Modulating multivalent ion interaction in angstrom-scale confinement through solvent environment

Abstract

When the size of the confinement approaches that of individual molecules and ions at the angstrom-scale (Å-scale), intriguing ion–ion and water–ion interactions emerge. Water, being a unique solvent, has asymmetric dielectric constants and discrete configurations within Å-scale confinement. However, how these distinctive characteristics of water affect ion behaviors as well as how they translate to other solvents remains largely unexplored. Here, with the robust platform of functionalized two-dimensional molybdenum disulfide nanochannels, we systematically probed how the solvent environment regulates ion dynamics, uptake, and selectivity in Å-scale confinement, using rare-earth elements (REEs) as a model system due to their periodic properties and practical relevance. By tuning solvent composition, we find that both ion uptake and selectivity are governed by the interplay between binding-site deprotonation controlled by solvent-dependent acidity and dielectric effects mediated by the solvent environment. Maximum uptake was observed at intermediate solvent ratios where acidity and dielectric properties are balanced. Increasing deprotonation in dimethylformamide-rich systems shifts selectivity toward heavier REEs.

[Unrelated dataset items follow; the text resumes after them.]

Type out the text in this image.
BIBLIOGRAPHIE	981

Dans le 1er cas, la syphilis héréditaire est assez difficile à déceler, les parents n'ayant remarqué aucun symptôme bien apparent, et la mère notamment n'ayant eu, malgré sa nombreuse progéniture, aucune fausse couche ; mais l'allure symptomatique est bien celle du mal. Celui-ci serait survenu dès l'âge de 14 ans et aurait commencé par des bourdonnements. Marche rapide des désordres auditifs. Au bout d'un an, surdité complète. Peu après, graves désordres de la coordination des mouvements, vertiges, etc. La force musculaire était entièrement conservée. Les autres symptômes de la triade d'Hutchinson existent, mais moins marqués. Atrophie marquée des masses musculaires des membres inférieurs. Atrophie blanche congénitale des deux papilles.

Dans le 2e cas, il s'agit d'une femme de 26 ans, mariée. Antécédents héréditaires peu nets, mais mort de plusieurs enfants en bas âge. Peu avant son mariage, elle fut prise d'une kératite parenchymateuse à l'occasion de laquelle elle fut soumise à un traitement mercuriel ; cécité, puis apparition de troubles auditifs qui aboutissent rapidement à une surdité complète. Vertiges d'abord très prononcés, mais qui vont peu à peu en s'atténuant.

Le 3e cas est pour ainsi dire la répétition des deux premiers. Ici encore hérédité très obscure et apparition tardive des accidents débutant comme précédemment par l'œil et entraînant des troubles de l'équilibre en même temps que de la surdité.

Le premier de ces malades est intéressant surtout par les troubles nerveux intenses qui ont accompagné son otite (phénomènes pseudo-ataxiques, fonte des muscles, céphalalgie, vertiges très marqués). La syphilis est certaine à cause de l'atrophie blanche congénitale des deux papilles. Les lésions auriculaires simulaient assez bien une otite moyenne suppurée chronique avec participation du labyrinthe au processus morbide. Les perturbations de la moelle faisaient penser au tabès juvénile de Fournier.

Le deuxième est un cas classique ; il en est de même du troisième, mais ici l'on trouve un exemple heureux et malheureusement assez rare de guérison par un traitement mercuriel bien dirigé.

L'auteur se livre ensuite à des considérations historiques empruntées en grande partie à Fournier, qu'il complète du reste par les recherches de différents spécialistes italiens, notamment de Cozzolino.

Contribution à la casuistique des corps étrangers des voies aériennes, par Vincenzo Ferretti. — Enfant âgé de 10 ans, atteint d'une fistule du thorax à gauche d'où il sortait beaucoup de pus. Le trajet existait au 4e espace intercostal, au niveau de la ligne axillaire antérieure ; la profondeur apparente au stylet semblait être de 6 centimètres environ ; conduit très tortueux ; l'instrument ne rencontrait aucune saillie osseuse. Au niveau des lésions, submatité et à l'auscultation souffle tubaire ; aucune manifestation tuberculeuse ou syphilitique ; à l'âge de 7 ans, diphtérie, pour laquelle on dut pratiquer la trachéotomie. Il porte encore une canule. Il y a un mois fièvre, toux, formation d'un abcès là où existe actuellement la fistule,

Dynamic tests further reveal that the preference for heavy element Yb arises from stronger binding and improved channel accessibility, facilitated by carboxylate formation and lighter-element-assisted channel opening. Collectively, these findings highlight solvent composition as a powerful lever for tuning ion behavior in 2D channels, and provide mechanistic insight into solvent-mediated approaches to selective REE recovery and separation.